Hi
> Your situation number 2 is about path info which is enabled in PHP by
> default so that requests like
>
> http://mysite.com/chive/index.php/site/login
>
> will work. Most web apps don't need the cgi.fix_pathinfo feature turned
> on. Drupal, Wordpress use queries. i.e.
> http://mysite.com/wordpress/index.php?q=/site/login
>
> Some things like chive need the path info feature, and so the PHP devs
> ship PHP with cgi.fix_pathinfo turned on by default, which leads to the
> vulnerability with common nginx configurations. Luckily, nginx has
> support for pathinfo without enabling cgi.fix_pathinfo in php. I noted
> the config above.
Thanks for clarifying this - I guess I didn't understand my own example
correctly
This stuff is quite subtle - I hope we are getting somewhere towards a
generic config starting point now...
> The only solution is to alert people to these complexities, and to
> update the sample configs on the wiki. Unfortunately, there's about a
> thousand sample configs on the web which don't account for this issue.

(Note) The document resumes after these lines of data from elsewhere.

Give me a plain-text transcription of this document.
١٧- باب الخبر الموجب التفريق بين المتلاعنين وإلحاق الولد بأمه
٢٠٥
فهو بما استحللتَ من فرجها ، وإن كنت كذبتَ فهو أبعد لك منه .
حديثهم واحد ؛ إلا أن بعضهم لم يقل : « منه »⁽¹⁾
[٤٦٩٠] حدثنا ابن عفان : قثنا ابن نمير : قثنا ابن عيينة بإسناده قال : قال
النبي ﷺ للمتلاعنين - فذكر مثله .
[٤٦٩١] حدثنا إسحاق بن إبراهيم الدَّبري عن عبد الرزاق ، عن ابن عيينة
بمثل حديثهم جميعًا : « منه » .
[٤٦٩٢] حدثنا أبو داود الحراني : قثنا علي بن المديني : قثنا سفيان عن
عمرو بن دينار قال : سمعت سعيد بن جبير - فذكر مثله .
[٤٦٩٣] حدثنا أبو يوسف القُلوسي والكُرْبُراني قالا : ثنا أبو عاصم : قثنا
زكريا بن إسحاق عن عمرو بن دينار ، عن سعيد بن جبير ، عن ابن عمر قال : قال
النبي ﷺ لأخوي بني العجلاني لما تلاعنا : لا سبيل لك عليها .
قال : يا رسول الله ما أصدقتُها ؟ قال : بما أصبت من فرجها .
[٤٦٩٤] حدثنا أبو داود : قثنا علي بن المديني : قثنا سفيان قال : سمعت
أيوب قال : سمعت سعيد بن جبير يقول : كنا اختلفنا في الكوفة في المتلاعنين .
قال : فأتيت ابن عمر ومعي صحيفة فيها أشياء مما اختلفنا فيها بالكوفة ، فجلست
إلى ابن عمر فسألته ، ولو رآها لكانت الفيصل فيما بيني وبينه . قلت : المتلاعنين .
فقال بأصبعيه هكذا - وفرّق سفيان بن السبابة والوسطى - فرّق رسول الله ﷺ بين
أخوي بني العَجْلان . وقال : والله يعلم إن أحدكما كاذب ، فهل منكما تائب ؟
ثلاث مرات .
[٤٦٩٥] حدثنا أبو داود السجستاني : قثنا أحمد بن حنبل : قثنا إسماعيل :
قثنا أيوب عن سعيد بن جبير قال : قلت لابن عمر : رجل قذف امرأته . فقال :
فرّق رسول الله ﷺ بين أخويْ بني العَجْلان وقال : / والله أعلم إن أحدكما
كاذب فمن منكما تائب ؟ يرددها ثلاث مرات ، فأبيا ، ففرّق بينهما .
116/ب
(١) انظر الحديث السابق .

> A page on the wiki specifically addressing upload directories and
> cgi.fix_pathinfo would also be a good idea.
Sounds excellent - I'm hoping some smarter folks can also suggest a
baseline cgi config and then we have all the bits together?
Note some other smart people might point out that there are other nginx
specific config that might usefully be applied to untrusted upload
directories? Anyone think of anything that might be missed along the
SSI/directory listing line that could be abused?